My day started with a conversation with Wolfgang Brandner (MPIA), who asked me how to figure out the information content of ESA Gaia RVS spectra, but in a data-driven way. He wants to avoid the theoretical models at first; that is, he wants to figure out how precisely the spectra contain temperature and metallicity and age information without having temperatures, metallicities, and ages that we believe. One approach is to compare to other data that are sensitve to temperature, metallicity, and age: If the RVS spectra can predict those data, then (conditioned on assumptions) they must contain information about temperature, metallicity, and age. This is similar to questions of risk (or expected error in prediction) in machine-learning contexts.


wobble, star spots, quasar dipole

[Time to try to re-start this forum.]

I spent this morning on three different small activities. One was giving feedback to Matt Daunt (NYU) who is trying to re-build the wobble concept for stellar radial-velocity measurement in jax. He has annoying optimization issues, which are very hard to diagnose! Optimization is always nasty, in my experience.
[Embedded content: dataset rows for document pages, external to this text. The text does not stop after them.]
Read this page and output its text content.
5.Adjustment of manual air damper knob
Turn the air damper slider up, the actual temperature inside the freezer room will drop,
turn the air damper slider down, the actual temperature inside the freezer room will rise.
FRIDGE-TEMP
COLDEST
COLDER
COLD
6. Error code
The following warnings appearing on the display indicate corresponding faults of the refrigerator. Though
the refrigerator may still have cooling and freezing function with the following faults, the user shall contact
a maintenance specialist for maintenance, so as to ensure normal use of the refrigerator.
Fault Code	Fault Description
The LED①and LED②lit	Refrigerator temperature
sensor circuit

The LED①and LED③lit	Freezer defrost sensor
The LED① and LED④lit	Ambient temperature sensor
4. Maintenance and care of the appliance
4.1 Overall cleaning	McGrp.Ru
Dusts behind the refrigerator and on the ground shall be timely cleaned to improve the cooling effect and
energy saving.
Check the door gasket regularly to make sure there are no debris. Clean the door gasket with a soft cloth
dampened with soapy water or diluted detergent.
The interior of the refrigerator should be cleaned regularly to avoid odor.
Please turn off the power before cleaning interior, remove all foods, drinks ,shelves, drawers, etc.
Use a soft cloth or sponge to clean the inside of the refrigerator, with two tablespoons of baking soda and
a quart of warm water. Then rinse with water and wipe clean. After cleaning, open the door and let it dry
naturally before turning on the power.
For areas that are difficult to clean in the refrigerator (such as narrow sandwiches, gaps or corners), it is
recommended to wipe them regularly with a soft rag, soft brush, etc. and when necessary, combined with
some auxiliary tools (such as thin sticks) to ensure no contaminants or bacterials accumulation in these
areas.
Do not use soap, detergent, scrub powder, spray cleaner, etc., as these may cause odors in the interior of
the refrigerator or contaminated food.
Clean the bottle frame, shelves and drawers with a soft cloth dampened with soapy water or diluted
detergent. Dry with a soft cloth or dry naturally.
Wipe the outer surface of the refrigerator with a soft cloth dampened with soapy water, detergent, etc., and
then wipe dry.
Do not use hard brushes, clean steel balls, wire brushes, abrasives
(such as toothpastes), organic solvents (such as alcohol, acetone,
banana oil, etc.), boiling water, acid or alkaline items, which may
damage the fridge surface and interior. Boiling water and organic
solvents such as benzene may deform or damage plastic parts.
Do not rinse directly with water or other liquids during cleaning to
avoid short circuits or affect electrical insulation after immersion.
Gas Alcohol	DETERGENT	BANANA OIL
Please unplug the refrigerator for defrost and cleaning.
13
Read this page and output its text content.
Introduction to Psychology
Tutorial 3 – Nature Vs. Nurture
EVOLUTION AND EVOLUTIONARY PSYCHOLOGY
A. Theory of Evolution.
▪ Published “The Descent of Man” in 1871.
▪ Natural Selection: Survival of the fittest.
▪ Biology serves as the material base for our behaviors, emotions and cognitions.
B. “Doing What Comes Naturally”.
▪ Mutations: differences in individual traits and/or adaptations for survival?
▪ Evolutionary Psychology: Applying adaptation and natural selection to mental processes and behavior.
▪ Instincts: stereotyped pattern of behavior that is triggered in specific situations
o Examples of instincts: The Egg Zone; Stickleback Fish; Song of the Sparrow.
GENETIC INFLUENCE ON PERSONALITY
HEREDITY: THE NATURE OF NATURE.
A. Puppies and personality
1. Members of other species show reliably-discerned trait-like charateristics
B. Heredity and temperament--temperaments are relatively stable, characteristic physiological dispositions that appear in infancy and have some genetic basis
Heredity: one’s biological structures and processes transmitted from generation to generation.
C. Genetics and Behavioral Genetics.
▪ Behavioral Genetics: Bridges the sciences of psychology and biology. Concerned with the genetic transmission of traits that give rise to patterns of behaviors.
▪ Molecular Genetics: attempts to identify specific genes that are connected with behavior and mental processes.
Another activity was working on the abstract for Lily Zhao's (Flatiron) upcoming paper on stellar variability in the spectral domain, generated by rotating, spotty stars. She is concerned that the paper is too conceptual. I love conceptual papers! I think science moves forward through concepts and implentations, and no individual paper has to do it all.

My third activity this morning was working through the mathematics on a project of Abby Williams (NYU, Caltech) to measure the kinematic dipole in the all-sky Quaia quasar catalog. There are so many different ways to measure it. I think I have a justifiable likelihood function approach, and one in which we could marginalize out—or profile out—the uncertainties in the selection function we have estimated. It's a controversial subject, so I would like to do things correctly.